La parola libertà io me la sono tatuata sulla pelle a ventidue anni, quando ero in Erasmus a Vilnius. Lì mi sono sentita per la prima volta totalmente libera, lontana da tutto ciò che conoscevo e completamente indipendente. Le prime settimane la libertà per me era poter tornare alle cinque del mattino senza dover rendere conto a nessuno, mangiare patatine sul letto guardando un film senza dover pensare a mettere in ordine le mie cose e poter bere alcolici senza dovermi preoccupare di nasconderlo a mia madre. Con il passare del tempo però la libertà è diventata anche l’essere in grado di fare una lavatrice senza tingere tutto di rosso, l’imparare una nuova lingua da zero ed essere in grado di sostenere gli esami, riuscire ad arrivare a fine mese con un budget tirato e, soprattutto, provare piacere nel chiamare la mia famiglia e condividere con loro la mia crescita. La libertà aveva assunto per me un nuovo significato: ero responsabile di me stessa e quindi, ero libera.

Sono stati gli incontri al Gruppo ad aiutarmi a mettere a fuoco la relazione tra responsabilità e libertà. I diversi confronti permettono infatti una crescita della coscienza che, nella maggior parte dei casi, culmina nella consapevolezza della propria responsabilità, individuale e collettiva. Assumersi la responsabilità delle proprie azioni comporta il raggiungimento di una libertà che non è più la libertà fisica di muoversi e fare quello che più ci piace, diventa libertà di conoscere e accettare noi stessi, con i nostri limiti, pregi, difetti e responsabilità, e imparare a conviverci.

Assumersi le proprie responsabilità non coincide solamente con il confessare i propri reati e il male che è stato fatto: è più un viaggio in profondità, che va a zappare, zolla dopo zolla, sulle convinzioni e sull’identità di una persona. È difficile per me, quindi fatico a immaginare come possa essere per un detenuto scavare nella sua identità e lavorare con il conflitto che si crea inevitabilmente quando si rielabora il proprio passato.

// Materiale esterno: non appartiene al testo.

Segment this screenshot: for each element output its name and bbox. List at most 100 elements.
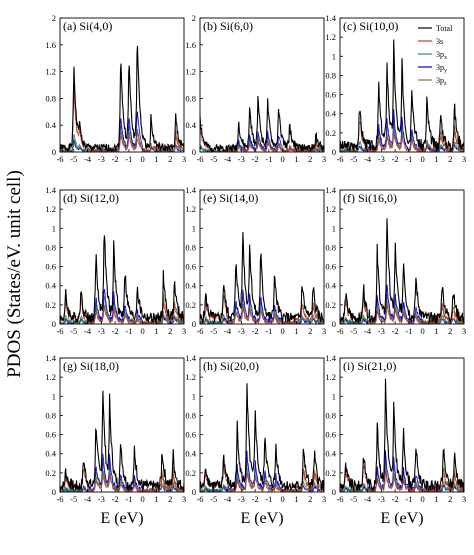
panel-g: -6 -5 -4 -3 -2 -1 0 1 2 300.20.40.60.811.21.4(g) … xyxy=(45,353,186,527)
x-tick-label: -2 xyxy=(252,326,259,336)
x-tick-label: -4 xyxy=(364,326,372,336)
y-tick-label: 0.6 xyxy=(45,430,56,440)
x-tick-label: 3 xyxy=(322,494,326,504)
x-tick-label: 0 xyxy=(281,494,285,504)
x-tick-label: -6 xyxy=(336,154,343,164)
y-tick-label: 1.4 xyxy=(325,13,336,23)
y-tick-label: 1.4 xyxy=(45,353,56,363)
x-tick-label: 3 xyxy=(462,154,466,164)
legend: Total 3s 3px 3py 3pz xyxy=(418,24,453,87)
y-tick-label: 0.8 xyxy=(45,242,56,252)
x-tick-label: -6 xyxy=(196,326,203,336)
y-tick-label: 0.4 xyxy=(45,449,56,459)
plot-frame xyxy=(59,189,185,325)
x-tick-label: 0 xyxy=(141,326,145,336)
y-tick-label: 0.8 xyxy=(185,242,196,252)
series-line-3s xyxy=(339,465,465,494)
x-tick-label: -5 xyxy=(210,326,217,336)
panel-title: (i) Si(21,0) xyxy=(343,359,396,373)
x-tick-label: -3 xyxy=(238,154,245,164)
y-tick-label: 2 xyxy=(52,13,56,23)
series-line-total xyxy=(59,45,185,153)
x-tick-label: -1 xyxy=(125,494,132,504)
legend-label: 3s xyxy=(436,37,443,46)
y-tick-label: 0 xyxy=(52,487,56,497)
panel-c: -6 -5 -4 -3 -2 -1 0 1 2 300.20.40.60.811.21.4(c) … xyxy=(325,13,466,164)
panel-b: -6 -5 -4 -3 -2 -1 0 1 2 300.40.81.21.62(b) Si(6,0… xyxy=(185,13,326,164)
x-tick-label: -4 xyxy=(224,494,232,504)
x-tick-label: -5 xyxy=(350,154,357,164)
panel-f: -6 -5 -4 -3 -2 -1 0 1 2 300.20.40.60.811.21.4(f) … xyxy=(325,185,466,336)
plot-frame xyxy=(339,17,465,153)
x-tick-label: -5 xyxy=(350,494,357,504)
x-tick-label: -1 xyxy=(265,154,272,164)
x-tick-label: -6 xyxy=(56,494,63,504)
x-tick-label: -4 xyxy=(224,326,232,336)
x-tick-label: 2 xyxy=(168,154,172,164)
x-tick-label: -1 xyxy=(125,326,132,336)
x-tick-label: -3 xyxy=(378,154,385,164)
x-tick-label: -3 xyxy=(238,494,245,504)
plot-frame xyxy=(199,357,325,493)
y-tick-label: 0.6 xyxy=(45,262,56,272)
y-tick-label: 1.2 xyxy=(185,204,196,214)
y-tick-label: 1.2 xyxy=(45,67,56,77)
panel-title: (c) Si(10,0) xyxy=(343,19,398,33)
panel-title: (f) Si(16,0) xyxy=(343,191,397,205)
x-tick-label: 0 xyxy=(281,154,285,164)
x-tick-label: -4 xyxy=(84,494,92,504)
x-tick-label: -1 xyxy=(125,154,132,164)
x-tick-label: -2 xyxy=(112,494,119,504)
x-axis-label: E (eV) xyxy=(380,510,423,527)
plot-frame xyxy=(59,357,185,493)
legend-label: 3py xyxy=(436,63,447,74)
panel-i: -6 -5 -4 -3 -2 -1 0 1 2 300.20.40.60.811.21.4(i) … xyxy=(325,353,466,527)
y-tick-label: 0.6 xyxy=(325,90,336,100)
x-tick-label: -5 xyxy=(70,494,77,504)
y-tick-label: 1.4 xyxy=(185,353,196,363)
panel-title: (a) Si(4,0) xyxy=(63,19,112,33)
x-tick-label: 0 xyxy=(421,326,425,336)
x-tick-label: -3 xyxy=(98,154,105,164)
y-tick-label: 0.4 xyxy=(185,281,196,291)
series-line-total xyxy=(59,390,185,492)
y-tick-label: 1.2 xyxy=(185,67,196,77)
y-tick-label: 0.4 xyxy=(185,120,196,130)
y-axis-label: PDOS (States/eV. unit cell) xyxy=(4,170,25,378)
y-tick-label: 1.2 xyxy=(325,32,336,42)
x-tick-label: -5 xyxy=(350,326,357,336)
y-tick-label: 0.8 xyxy=(325,242,336,252)
x-tick-label: 1 xyxy=(434,154,438,164)
x-tick-label: 3 xyxy=(322,326,326,336)
x-tick-label: -2 xyxy=(112,154,119,164)
legend-label: 3pz xyxy=(436,76,447,87)
y-tick-label: 1 xyxy=(332,223,336,233)
x-tick-label: 1 xyxy=(154,154,158,164)
panel-title: (b) Si(6,0) xyxy=(203,19,253,33)
y-tick-label: 0 xyxy=(332,147,336,157)
x-tick-label: -2 xyxy=(252,154,259,164)
x-tick-label: -6 xyxy=(196,154,203,164)
plot-frame xyxy=(339,189,465,325)
y-tick-label: 0 xyxy=(332,319,336,329)
y-tick-label: 2 xyxy=(192,13,196,23)
panel-h: -6 -5 -4 -3 -2 -1 0 1 2 300.20.40.60.811.21.4(h) … xyxy=(185,353,326,527)
y-tick-label: 0.4 xyxy=(45,281,56,291)
y-tick-label: 1.2 xyxy=(45,372,56,382)
legend-label: Total xyxy=(436,24,453,33)
y-tick-label: 0.6 xyxy=(325,262,336,272)
y-tick-label: 0.4 xyxy=(325,281,336,291)
panel-e: -6 -5 -4 -3 -2 -1 0 1 2 300.20.40.60.811.21.4(e) … xyxy=(185,185,326,336)
y-tick-label: 1.2 xyxy=(325,372,336,382)
x-tick-label: 2 xyxy=(308,494,312,504)
x-tick-label: 0 xyxy=(141,154,145,164)
x-tick-label: 0 xyxy=(141,494,145,504)
x-tick-label: 1 xyxy=(294,494,298,504)
panel-title: (h) Si(20,0) xyxy=(203,359,259,373)
y-tick-label: 1.2 xyxy=(325,204,336,214)
x-tick-label: -2 xyxy=(392,494,399,504)
x-tick-label: 0 xyxy=(421,154,425,164)
panel-title: (d) Si(12,0) xyxy=(63,191,119,205)
series-line-total xyxy=(199,383,325,491)
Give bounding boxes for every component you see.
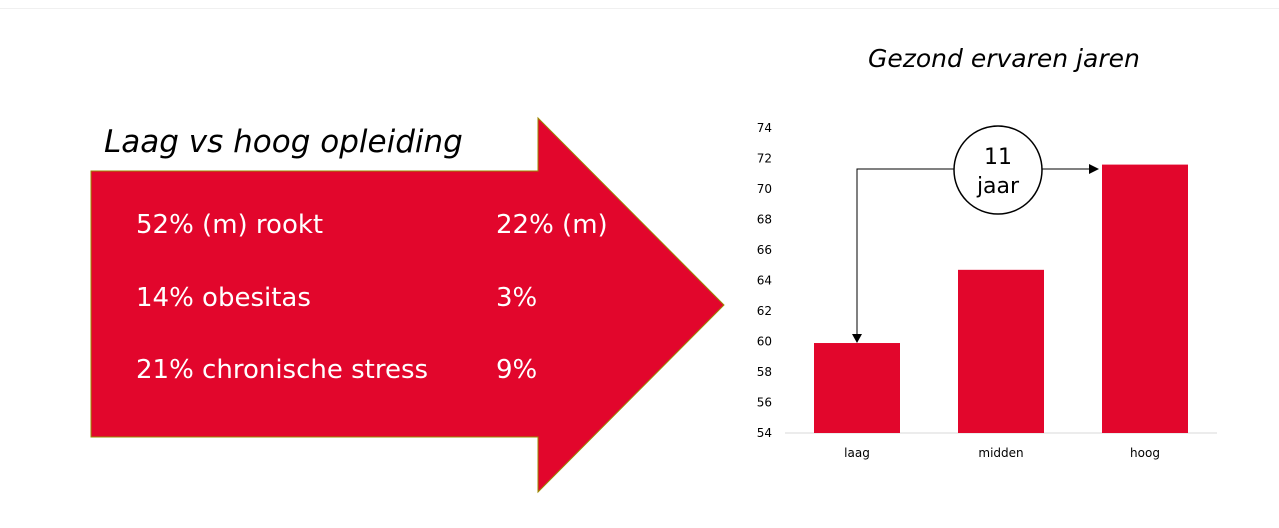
bar-hoog <box>1102 164 1188 433</box>
stat-smoking-high: 22% (m) <box>496 210 608 240</box>
annotation-value: 11 <box>984 145 1012 170</box>
y-tick-label: 70 <box>757 182 772 196</box>
top-divider <box>0 8 1279 9</box>
bar-midden <box>958 269 1044 433</box>
annotation-unit: jaar <box>976 174 1020 199</box>
arrow-title: Laag vs hoog opleiding <box>104 124 463 160</box>
y-tick-label: 62 <box>757 304 772 318</box>
y-tick-label: 56 <box>757 396 772 410</box>
stat-smoking-low: 52% (m) rookt <box>136 210 324 240</box>
x-tick-label: hoog <box>1130 446 1160 460</box>
x-tick-label: laag <box>844 446 870 460</box>
annotation-connector-left <box>856 168 954 336</box>
y-tick-label: 60 <box>757 335 772 349</box>
y-tick-label: 68 <box>757 213 772 227</box>
arrowhead-down-icon <box>852 334 862 344</box>
y-tick-label: 72 <box>757 152 772 166</box>
y-tick-label: 66 <box>757 243 772 257</box>
y-tick-label: 58 <box>757 365 772 379</box>
annotation-circle <box>953 125 1043 215</box>
chart-title: Gezond ervaren jaren <box>868 44 1140 73</box>
stat-stress-low: 21% chronische stress <box>136 355 429 385</box>
stat-obesity-high: 3% <box>496 283 538 313</box>
stat-obesity-low: 14% obesitas <box>136 283 311 313</box>
y-tick-label: 74 <box>757 121 772 135</box>
x-tick-label: midden <box>978 446 1023 460</box>
y-tick-label: 54 <box>757 426 772 440</box>
arrowhead-right-icon <box>1089 164 1099 174</box>
arrow-shape <box>90 116 725 494</box>
stat-stress-high: 9% <box>496 355 538 385</box>
y-tick-label: 64 <box>757 274 772 288</box>
arrow-body <box>90 116 725 494</box>
bar-laag <box>814 343 900 433</box>
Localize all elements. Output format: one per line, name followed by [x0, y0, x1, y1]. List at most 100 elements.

Tuttavia, è proprio il conflitto che spinge le persone a farsi delle domande e permette al detenuto di comprende che, forse, la libertà non l’ha mai conosciuta perché, nella vita, è sempre stato schiavo. Schiavo del potere, dell’arroganza, della facilità e della violenza. Schiavo del brivido e dell’adrenalina che porta una rapina compiuta. Schiavo della Mafia, che gli ha impedito di vedere e riconoscersi nell’altro. Perché la Mafia, alla fine, rende tutti schiavi, che tu sia una vittima, un parente, un soldato o un boss. La consapevolezza della schiavitù instilla il dubbio: ma sono stati i reati che ho commesso a rendermi schiavo oppure è stata l’incapacità di riconoscere l’altro?

La difficoltà è proprio nel riconoscere di essere stati schiavi, perché a ognuno di noi piace pensare di avere il controllo della propria vita e di essere consapevoli delle nostre scelte, di essere indistruttibili. Ma per essere liberi bisogna conoscersi e scoprirsi, portando a galla fragilità che nessuno vuole vedere.

Mi piace pensare al Gruppo come a una squadra di palombari che ci aiuta a portare a galla i nostri pensieri più profondi e, attraverso il confronto, li sostiene fino a che non imparano a galleggiare da soli, permettendoci di riconoscerci in essi.

E adesso capisco perché al tavolo non si parla di carcere: il carcere ti permette di restare immobile e in silenzio per anni, per essere liberi bisogna imparare a crescere e a rispondere di sé.